When you’re in a room with David Callaghan, you know about it. He’s very tall and he’s very voluble. He’s also a more than decent comedian, so while he might look and rant like Owen Jones, he’s much jollier company. For someone who can dominate the room like he can, he has a vulnerability about him, almost as if his frantic chatter is all that’s keeping him from the abyss. Ultimately, it’s that vulnerability that comes to the fore in a set about being a non-man’s man who’s in no-man’s land with his life.
Callaghan is scared of the dark and of crowds, which are the first of his vulnerabilities you should know. The central thread in this piece involves an incident on a busy train journey when the lights failed. He theatrically plays with lights on the stage at various points, to no comedic and seemingly little narrative effect, but it does add atmosphere.
He’s also not one for macho pursuits. The other key story is how he came to be befriending two old ladies at the UK Bridge Championships instead of fully participating in his mate’s stag do. This is a sweet and very believable strand of the show. The mental image of Callaghan at a tea dance while his mates ladsladslads it up at a nightclub springs readily to mind.
For every gag that strikes as he tells these stories, another drifts tamely away, but such is the force and speed of Callaghan’s delivery that you barely register the misses. A very contrived but brilliant Simon and Garfunkel pun deserves the high five he demands from the audience; it’s not the only high five he goes for and gets either. It’s done with an endearing faux-arrogance.
A section on the caterpillar cakes to be found in the nation’s supermarkets has been meticulously prepared and is vociferously delivered. The over-thinking attention to minor details is a winning combination of Disgusted of Tunbridge Wells outrage and beta male geekiness.
But it’s the train journey story that proves to be the bedrock of the piece. Callaghan is not OK. He’s turned 30 and he’s not OK, and the moment on the train made him realise that.
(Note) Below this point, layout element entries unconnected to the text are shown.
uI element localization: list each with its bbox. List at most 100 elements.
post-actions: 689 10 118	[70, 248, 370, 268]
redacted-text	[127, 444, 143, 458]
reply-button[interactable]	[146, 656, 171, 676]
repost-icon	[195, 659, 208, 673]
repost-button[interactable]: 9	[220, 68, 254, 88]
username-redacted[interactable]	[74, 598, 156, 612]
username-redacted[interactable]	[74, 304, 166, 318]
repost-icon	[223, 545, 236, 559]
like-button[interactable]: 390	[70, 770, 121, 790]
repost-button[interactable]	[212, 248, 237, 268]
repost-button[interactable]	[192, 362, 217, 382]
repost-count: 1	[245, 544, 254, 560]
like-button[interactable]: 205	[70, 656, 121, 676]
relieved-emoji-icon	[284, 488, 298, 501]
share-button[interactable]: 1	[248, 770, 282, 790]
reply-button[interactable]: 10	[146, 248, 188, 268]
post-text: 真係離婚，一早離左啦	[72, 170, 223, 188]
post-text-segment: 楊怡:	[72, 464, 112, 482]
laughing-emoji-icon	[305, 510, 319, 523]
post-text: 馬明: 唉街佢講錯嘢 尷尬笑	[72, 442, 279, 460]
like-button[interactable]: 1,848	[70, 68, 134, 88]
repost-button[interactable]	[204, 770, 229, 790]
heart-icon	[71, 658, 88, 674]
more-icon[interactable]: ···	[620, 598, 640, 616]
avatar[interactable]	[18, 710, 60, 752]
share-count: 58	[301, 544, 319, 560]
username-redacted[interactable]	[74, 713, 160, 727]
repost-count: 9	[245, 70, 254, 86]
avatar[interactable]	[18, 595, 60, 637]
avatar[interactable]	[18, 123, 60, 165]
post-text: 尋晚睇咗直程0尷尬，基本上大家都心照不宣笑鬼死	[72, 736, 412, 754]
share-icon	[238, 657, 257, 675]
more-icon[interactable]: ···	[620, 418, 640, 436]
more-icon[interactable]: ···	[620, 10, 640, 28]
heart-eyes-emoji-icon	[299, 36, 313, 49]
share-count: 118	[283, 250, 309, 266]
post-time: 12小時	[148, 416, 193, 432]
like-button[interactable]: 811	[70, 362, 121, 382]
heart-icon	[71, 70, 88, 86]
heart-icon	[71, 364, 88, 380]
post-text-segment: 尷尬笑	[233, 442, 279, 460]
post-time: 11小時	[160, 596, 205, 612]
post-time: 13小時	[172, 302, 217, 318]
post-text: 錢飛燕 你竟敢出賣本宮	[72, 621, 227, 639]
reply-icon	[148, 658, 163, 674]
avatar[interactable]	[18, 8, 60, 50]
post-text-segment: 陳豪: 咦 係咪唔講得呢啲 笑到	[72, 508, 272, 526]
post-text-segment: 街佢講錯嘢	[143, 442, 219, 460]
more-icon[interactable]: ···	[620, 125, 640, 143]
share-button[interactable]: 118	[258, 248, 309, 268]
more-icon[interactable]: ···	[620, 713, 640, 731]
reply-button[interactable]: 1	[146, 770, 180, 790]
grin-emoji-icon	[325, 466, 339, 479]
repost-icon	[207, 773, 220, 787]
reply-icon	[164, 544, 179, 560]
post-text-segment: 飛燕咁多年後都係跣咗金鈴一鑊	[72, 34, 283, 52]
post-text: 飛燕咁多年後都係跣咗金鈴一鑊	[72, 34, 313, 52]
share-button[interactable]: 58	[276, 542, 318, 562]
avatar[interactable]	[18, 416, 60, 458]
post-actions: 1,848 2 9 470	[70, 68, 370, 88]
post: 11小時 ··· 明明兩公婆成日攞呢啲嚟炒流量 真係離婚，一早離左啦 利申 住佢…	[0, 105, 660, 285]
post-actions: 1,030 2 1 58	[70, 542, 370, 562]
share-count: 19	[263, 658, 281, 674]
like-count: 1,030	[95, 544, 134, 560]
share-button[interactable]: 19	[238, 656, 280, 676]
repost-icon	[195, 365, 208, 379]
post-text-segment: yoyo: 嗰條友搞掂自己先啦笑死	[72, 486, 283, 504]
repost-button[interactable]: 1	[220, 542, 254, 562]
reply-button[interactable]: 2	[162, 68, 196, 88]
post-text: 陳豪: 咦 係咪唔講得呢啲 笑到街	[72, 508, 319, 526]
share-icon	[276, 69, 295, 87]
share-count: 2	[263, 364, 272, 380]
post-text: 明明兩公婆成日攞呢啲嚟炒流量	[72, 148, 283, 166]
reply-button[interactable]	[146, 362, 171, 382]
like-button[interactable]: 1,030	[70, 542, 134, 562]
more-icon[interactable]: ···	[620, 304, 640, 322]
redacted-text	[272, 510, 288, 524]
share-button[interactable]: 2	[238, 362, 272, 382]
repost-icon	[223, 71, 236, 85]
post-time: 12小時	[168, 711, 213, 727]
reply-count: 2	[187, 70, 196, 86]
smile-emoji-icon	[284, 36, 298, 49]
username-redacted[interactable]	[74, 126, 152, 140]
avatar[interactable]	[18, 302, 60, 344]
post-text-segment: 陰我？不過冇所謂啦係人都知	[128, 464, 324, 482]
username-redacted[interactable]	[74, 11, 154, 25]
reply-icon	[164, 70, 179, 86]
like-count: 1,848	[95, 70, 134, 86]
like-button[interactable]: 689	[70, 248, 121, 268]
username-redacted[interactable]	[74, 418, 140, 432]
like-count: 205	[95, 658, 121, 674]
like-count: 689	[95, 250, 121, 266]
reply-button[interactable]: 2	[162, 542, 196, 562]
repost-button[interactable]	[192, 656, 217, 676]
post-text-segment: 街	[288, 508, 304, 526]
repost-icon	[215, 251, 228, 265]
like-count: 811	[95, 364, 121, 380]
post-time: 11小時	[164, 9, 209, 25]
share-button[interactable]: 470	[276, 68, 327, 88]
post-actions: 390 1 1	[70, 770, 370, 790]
As sad bits go, it’s not the most powerful theme – general directionlessness – but he plays it super seriously, going full on dramatic monologue. For a second, the thought occurs that maybe there’s a twist coming, but it doesn’t materialise. He just does feel like he’s wasted his life and wants passionately to get that out there.
The imagined funeral he holds for himself (with recorded eulogy read by his priest) is therefore a better note to end on. It’s been an up-and-down set in terms of laughs, but you’ve always been rooting for him. You begin to understand why the old ladies at the bridge competition took him under their wing.